Choose life. (Deuteronomy 30:19)

This film wants so badly to be a comedy, knows it wants so badly to be a comedy and, fortunately, actually is a comedy.

I would love to make that last line "and is very badly a comedy", but the truth is that Willy Wonka & The Chocolate Factory succeeds very well at it all.

The opening half hour charges all over the world, introducing us to sketch after sketch featuring characters who we never hear of again. Even Tim Brooke-Taylor shows up, surely reading Graeme Garden's lines, as he argues with a huge 1970s computer about whether or not it will tell him where the remaining Golden Tickets are.

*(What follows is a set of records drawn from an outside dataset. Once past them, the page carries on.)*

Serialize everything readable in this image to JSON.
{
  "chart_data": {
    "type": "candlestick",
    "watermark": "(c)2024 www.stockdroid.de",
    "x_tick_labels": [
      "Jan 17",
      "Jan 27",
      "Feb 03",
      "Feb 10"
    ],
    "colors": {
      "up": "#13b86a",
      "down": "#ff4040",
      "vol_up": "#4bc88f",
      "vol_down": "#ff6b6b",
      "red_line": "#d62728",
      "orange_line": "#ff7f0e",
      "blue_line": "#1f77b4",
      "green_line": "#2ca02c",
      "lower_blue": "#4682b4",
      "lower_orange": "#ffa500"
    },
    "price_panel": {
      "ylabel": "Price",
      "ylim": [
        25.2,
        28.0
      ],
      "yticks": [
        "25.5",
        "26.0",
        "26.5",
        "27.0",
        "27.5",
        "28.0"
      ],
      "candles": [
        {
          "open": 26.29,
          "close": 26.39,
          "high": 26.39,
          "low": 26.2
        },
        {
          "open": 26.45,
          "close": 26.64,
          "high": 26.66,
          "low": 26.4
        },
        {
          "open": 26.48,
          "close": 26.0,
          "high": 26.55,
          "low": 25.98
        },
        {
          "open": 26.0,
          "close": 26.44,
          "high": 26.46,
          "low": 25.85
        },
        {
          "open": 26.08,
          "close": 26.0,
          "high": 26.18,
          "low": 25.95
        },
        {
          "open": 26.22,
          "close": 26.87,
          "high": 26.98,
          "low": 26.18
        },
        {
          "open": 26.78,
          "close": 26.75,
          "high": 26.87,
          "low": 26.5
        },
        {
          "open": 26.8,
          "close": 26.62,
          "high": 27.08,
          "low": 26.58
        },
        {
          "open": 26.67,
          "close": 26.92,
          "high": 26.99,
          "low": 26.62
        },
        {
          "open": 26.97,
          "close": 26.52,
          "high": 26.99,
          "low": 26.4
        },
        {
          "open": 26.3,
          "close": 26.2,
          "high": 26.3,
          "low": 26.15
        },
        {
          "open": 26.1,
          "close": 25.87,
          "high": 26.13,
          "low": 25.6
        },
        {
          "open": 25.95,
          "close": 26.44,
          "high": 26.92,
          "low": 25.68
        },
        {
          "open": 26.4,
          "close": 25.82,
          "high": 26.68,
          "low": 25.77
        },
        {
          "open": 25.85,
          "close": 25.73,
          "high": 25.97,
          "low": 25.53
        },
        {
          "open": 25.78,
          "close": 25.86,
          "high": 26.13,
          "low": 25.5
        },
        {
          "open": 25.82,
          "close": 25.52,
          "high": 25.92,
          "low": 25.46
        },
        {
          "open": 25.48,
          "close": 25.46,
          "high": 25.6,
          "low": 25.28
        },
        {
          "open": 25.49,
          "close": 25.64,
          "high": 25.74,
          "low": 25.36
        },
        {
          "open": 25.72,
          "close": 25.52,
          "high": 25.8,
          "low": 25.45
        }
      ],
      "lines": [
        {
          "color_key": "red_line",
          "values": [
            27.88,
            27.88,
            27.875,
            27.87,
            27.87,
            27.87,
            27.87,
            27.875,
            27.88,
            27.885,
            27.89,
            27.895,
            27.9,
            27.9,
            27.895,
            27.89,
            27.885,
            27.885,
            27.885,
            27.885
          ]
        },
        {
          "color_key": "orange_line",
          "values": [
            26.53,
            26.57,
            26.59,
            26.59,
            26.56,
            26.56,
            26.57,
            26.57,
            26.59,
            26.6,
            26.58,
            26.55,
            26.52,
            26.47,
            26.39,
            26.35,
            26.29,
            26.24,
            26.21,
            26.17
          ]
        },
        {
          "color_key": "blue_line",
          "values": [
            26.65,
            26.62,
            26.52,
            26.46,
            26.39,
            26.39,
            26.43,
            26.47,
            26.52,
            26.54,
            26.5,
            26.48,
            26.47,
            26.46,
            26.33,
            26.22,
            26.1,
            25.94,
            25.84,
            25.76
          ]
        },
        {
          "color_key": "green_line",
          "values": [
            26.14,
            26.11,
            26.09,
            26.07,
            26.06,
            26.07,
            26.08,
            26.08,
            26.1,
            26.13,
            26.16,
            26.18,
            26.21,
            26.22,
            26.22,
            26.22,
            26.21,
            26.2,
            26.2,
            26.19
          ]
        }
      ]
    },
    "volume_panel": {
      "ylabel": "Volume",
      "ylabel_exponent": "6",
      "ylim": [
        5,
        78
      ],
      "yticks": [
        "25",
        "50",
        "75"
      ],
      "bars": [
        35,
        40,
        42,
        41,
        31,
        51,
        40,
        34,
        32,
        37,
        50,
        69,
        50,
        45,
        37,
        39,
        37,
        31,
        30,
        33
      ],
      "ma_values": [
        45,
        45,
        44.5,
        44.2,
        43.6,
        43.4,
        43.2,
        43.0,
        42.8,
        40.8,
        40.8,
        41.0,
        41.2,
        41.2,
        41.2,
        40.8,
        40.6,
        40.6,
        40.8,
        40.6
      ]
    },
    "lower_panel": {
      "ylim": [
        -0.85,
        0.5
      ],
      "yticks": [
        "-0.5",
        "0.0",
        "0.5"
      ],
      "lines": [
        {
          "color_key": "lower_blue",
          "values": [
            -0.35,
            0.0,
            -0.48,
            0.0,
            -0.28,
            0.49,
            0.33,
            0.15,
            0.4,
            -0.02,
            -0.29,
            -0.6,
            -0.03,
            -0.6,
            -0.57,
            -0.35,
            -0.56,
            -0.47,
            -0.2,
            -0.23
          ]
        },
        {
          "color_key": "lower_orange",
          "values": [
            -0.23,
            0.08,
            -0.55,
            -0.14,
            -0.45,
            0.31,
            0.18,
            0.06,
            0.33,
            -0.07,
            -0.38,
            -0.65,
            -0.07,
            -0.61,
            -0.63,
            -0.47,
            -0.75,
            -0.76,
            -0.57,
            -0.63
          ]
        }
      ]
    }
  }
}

Everyone does their job pretty well here, although for me the one element that clashed was the music. The ballads, though very catchy, just don't seem to belong in such a larger-than-life world, and even the incidental music is so brash as to make the whole movie more reminiscent of a circus. Which makes sense in the choreographed factory scenes, but less so elsewhere.

Still, ignoring the holes, and ambiguity as to location, it's a great simple story, told very clearly, and Gene Wilder makes his title role a hard one to pigeon-hole.

For my money, there's not a lot to distinguish it from the more recent 2005 version starring Johnny Depp, other than obviously that whole backstory about Wonka's dad, which is nowhere in this one.

Midway through watching this two nights ago I actually did eat a bar of chocolate. It seemed like the thing to do. It seemed only fair as I'm pretty sure I also took the trouble to eat one while watching the other version a year ago.

Now as I type this, I read on wikipedia that this film was originally conceived as a feature length advert for an actual Wonka chocolate bar.

Well, that turned out to be a far-sighted business move.